CyberCharge attempts to break this dilemma. Through clear rhythm guidance and a stable reward structure, it reduces users' hesitation between "staying" and "leaving." Whether to choose to continue participating, feeding the dog, or nurturing depends on whether users believe that everyone will continue to play. If this trust is established, the entire ecosystem will become active, and feedback will stabilize. Conversely, if most people pursue short-term gains, the system's rhythm will be disrupted, and long-term behaviors will be difficult to maintain.

From Strategic Games to System Consensus: Behavior ≠ Task, Incentives ≠ Airdrops

Ultimately, what CyberCharge aims to achieve is not merely to have users "charge and check in," but to build an ecosystem where strategic behaviors naturally sediment. In traditional Web3 products, incentives are often linear, where completing tasks yields rewards.

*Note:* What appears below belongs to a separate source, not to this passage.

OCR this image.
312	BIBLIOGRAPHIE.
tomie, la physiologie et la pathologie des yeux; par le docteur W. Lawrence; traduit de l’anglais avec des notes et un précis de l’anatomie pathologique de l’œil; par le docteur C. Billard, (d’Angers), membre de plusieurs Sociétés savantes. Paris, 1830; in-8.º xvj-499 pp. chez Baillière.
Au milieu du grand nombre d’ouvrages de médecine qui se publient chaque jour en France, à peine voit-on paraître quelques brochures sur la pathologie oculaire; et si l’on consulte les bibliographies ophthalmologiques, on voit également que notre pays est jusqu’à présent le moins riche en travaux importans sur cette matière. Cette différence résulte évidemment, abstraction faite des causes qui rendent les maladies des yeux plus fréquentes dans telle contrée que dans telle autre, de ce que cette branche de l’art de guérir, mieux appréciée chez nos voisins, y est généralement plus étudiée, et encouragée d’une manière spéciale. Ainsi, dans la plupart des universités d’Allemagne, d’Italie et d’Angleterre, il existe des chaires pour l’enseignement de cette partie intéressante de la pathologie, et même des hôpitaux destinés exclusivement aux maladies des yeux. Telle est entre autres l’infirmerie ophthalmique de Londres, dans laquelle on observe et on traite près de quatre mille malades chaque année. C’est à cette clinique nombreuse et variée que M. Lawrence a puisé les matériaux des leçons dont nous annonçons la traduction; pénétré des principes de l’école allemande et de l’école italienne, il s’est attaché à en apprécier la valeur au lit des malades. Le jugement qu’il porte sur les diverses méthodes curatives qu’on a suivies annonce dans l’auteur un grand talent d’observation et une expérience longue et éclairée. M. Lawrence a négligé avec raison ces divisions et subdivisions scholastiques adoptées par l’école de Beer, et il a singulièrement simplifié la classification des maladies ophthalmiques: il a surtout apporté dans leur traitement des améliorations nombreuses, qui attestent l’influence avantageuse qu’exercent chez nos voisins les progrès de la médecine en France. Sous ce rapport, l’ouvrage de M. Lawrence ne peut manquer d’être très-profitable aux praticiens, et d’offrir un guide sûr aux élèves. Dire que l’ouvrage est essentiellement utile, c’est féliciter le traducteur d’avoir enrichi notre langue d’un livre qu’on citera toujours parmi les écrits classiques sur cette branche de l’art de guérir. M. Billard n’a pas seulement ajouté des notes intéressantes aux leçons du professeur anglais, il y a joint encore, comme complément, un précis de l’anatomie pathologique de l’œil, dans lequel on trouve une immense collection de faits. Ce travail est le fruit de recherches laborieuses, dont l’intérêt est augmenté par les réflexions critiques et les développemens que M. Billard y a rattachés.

However, this "task-based game" often only brings short-term traffic and fails to cultivate long-term strategic behaviors.
In CyberCharge, the value of behavior does not come from "completion or not," but from the feedback it generates within the system. In other words:

• One charge may not be worth much; but the stable behavioral rhythm developed from ten charges and feeding the dog is what the system truly recognizes.
• The feedback from strategies is not immediate rewards but is released later in the form of growth, levels, and a sense of participation.
• What ultimately forms is an "incentive structure guiding behavioral rhythms," rather than task goals inducing users to click.

Therefore, CyberCharge is more like a game sandbox, an experimental field that continuously adjusts rules, observes behaviors, and provides feedback incentives. Those who can truly survive and benefit in this system are not the fastest "brick-moving players," but the most rational in strategy, the most stable in rhythm, and the most long-term in trust builders.